Bourevestnik, le missile russe "invincible" à propulsion nucléaire est-il vraiment un "Tchernobyl volant" ?
Kiev, comme Moscou, tente de stimuler sa production d'armement . Depuis plusieurs semaines deux camps multiplient d'ailleurs les effets d'annonce. Réelles innovations ou effet de manche ?
- Publié le 09-09-2024 à 06h39

Malgré le franchissement par l'Ukraine d'une frontière russe longtemps présentée comme "inviolable" par le Kremlin, l'ambiance semble détendue à Moscou… En apparence du moins. Jeudi, Vladimir Poutine est apparu tout sourire (ou presque) à la télévision officielle pour vanter les mérites des troupes russes dans le Donbass, et présenter l'offensive ennemie sur Koursk comme un dommage collatéral temporaire. Largement supérieur à son adversaire sur le plan quantitatif, le Kremlin mise sur l'essoufflement de l'aide occidentale apportée à Kiev et le développement d'innovations "made in Moscow". L'industrie militaire serait d'ailleurs sur le point de finaliser le développement d'un nouveau type de missile déclaré "invincible" : le Bourevestnik 9M370.
Distance illimitée
Lundi dernier, l'agence Reuters annonçait effectivement que deux chercheurs américains avaient identifié le site de déploiement d'un nouveau missile de croisière à propulsion nucléaire, le fameux Bourevestnik. Quelques heures plus tard, l'un des deux chercheurs – Decker Eveleth – confirmait personnellement l'information dans la revue américaine Foreign Policy. "La Russie est en train de construire ce qui semble être le premier site de déploiement de son missile de croisière expérimental à propulsion nucléaire" écrit-il dans la revue spécialisée. "L'infrastructure est pratiquement terminée, ce qui laisse penser que ce nouveau missile pourrait bientôt être opérationnel".
Decker Eveleth et son confrère ont localisé les lieux à moins de 500 km de Moscou en utilisant des images satellites. On y retrouverait neuf rampes de lancement, des capacités de stockage de missiles et des bunkers de stockage d'ogives nucléaires. "Il y a une "hype" significative autour de ce missile" poursuit l'auteur. "Certains officiels américains l'ont baptisé "Tchernobyl volant" en raison des possibles émissions de radiation du réacteur nucléaire qu'il utilise pour sa propulsion et lui donnerait, en théorie, la capacité de parcourir des distances pratiquement illimitées".

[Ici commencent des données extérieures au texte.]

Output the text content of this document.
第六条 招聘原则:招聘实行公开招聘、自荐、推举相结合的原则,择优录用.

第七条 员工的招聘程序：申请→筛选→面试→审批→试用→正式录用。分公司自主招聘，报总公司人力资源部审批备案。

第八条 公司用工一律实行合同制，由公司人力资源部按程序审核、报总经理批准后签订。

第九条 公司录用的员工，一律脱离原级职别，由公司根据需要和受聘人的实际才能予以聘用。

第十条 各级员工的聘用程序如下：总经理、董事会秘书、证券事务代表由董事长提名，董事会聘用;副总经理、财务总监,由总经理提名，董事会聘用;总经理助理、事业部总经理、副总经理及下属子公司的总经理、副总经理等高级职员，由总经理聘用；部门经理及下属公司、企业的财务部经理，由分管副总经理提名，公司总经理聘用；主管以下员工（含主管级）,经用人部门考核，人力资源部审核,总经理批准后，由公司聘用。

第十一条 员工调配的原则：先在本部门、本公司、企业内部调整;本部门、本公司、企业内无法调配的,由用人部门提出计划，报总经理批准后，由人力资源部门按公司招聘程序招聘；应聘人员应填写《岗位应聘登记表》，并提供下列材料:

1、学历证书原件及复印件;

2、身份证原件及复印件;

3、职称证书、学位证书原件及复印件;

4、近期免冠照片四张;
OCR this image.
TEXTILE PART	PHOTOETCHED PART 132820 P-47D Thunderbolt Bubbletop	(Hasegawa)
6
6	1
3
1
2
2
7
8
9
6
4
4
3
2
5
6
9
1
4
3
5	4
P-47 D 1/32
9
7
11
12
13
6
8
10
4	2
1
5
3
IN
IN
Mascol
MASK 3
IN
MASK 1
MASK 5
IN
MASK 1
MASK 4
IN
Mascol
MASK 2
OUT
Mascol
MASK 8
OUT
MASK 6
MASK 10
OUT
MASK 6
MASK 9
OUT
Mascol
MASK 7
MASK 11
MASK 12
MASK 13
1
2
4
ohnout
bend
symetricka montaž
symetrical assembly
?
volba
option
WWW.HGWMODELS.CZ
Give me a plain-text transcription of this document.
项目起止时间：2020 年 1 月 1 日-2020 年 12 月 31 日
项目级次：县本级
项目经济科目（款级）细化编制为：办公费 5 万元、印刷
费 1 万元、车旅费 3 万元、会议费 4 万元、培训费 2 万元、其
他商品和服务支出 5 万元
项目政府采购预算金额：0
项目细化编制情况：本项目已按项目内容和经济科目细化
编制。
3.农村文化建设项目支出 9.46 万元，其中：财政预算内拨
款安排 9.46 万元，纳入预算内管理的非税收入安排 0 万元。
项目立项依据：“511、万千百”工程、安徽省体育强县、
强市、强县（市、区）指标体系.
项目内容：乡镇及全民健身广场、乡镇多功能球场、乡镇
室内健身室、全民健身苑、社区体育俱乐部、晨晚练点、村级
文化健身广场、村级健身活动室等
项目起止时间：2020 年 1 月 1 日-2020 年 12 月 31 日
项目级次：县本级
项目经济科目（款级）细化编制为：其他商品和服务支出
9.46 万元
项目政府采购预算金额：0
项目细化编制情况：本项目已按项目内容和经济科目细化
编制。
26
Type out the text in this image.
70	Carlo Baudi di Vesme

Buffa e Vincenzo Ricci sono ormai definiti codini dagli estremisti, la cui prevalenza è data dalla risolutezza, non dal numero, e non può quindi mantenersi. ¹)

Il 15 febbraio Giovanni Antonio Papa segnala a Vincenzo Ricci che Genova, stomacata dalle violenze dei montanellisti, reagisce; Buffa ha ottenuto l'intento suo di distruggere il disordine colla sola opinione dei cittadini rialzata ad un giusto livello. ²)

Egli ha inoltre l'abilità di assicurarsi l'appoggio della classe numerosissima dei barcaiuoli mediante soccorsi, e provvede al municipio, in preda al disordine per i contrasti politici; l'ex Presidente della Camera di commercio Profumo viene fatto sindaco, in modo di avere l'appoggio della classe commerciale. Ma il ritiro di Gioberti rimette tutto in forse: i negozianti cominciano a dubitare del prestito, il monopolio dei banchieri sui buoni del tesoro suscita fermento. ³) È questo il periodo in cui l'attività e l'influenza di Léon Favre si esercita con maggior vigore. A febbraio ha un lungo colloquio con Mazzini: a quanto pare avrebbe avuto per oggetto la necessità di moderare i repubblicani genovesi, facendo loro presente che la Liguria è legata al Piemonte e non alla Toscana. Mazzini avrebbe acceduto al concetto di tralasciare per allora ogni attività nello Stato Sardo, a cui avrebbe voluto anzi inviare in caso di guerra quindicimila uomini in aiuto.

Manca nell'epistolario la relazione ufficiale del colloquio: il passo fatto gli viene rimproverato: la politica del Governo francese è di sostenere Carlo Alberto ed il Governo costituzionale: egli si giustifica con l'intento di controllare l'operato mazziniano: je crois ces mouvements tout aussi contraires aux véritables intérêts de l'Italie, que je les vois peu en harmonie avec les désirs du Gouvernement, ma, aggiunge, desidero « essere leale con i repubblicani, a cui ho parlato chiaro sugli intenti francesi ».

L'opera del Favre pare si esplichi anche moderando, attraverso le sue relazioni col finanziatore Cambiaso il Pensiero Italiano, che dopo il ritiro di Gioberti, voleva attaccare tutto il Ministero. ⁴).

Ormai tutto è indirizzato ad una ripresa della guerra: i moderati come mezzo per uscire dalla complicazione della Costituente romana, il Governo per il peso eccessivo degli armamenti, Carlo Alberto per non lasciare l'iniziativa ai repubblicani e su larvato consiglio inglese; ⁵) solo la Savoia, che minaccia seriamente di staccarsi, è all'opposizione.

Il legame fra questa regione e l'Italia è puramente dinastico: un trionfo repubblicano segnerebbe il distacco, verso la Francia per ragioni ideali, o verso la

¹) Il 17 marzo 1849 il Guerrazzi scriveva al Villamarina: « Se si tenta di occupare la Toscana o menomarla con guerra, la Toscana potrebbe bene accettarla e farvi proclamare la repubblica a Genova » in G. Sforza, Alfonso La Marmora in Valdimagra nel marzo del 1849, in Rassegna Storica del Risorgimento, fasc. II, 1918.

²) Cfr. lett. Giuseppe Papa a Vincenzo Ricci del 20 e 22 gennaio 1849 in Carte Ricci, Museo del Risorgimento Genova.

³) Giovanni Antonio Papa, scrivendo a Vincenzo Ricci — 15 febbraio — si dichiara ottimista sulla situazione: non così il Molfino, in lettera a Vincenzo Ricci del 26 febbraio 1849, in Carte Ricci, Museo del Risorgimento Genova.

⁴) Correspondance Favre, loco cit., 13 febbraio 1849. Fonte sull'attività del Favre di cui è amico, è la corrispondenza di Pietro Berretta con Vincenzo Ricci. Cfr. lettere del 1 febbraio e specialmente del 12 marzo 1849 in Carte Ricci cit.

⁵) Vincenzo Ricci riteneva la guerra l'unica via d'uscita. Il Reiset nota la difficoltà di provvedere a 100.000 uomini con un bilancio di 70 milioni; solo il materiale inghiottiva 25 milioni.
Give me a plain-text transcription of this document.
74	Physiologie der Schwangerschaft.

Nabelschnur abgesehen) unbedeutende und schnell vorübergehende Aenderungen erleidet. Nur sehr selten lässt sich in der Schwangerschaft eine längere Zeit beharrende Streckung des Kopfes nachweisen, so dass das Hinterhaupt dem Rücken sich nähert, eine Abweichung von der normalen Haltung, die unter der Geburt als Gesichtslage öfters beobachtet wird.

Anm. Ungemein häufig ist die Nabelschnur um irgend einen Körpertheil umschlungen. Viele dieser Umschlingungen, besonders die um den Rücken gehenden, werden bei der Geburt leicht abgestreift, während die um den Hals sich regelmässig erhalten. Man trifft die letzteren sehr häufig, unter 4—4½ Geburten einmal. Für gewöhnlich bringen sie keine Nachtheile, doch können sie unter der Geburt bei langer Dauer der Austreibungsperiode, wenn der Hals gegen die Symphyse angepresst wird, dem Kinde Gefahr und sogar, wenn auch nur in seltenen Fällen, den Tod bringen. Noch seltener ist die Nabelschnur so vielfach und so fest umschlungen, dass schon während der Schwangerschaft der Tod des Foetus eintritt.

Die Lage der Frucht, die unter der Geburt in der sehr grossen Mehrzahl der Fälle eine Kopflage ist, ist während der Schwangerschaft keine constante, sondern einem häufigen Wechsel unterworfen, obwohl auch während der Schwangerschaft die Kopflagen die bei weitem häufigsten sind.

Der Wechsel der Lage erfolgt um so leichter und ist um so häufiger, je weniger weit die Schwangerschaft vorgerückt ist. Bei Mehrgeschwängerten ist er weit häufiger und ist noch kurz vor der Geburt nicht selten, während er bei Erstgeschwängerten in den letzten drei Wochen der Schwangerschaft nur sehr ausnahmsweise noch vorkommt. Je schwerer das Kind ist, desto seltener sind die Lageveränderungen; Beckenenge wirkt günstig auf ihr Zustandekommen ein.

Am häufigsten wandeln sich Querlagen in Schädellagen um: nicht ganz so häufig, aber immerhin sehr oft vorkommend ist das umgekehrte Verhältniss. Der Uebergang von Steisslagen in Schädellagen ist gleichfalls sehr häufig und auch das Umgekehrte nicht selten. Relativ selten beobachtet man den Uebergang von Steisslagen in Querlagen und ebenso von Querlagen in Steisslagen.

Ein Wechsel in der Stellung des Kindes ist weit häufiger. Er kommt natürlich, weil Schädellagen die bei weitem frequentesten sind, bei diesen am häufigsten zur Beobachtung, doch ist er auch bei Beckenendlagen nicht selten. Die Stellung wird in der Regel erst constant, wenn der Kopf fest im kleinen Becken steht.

Si elle était confirmée, cette innovation pourrait avoir des effets désastreux. "Les efforts russes pour développer ce missile ne sont pas récents" commente Paul Schwartz, Senior associate au Centre for Strategic and International Studies (CSIS) basé à Washington. "Poutine l'avait déjà annoncé en 2018, avant l'invasion en Ukraine donc, lors d'une présentation devant la Douma. En théorie, Bourevestnik peut effectivement parcourir de grandes distances. Mais en réalité, ses niveaux d'opérabilité sont faibles. Les missiles balistiques suivent une trajectoire déterminée et donc prévisible, ils sont plus simples à intercepter".
Un risque pour l'UE et l'Otan ?
Selon Decker Eveleth, les craintes concernant de possibles frappes sur des pays de L'UE ou l'Otan sont peu fondées. "C'est techniquement infaisable" écrit-il. "Faire voler un missile sur une longue distance a un coût significatif et implique de recourir à des signaux satellitaires qui peuvent aisément être brouillés. Il est possible d'opérer sans recourir aux signaux satellites via un système de navigation interne […] mais les erreurs techniques inévitables que cela entraînerait sur une longue distance généreraient un risque très sérieux de déviation et donc, de manquer la cible".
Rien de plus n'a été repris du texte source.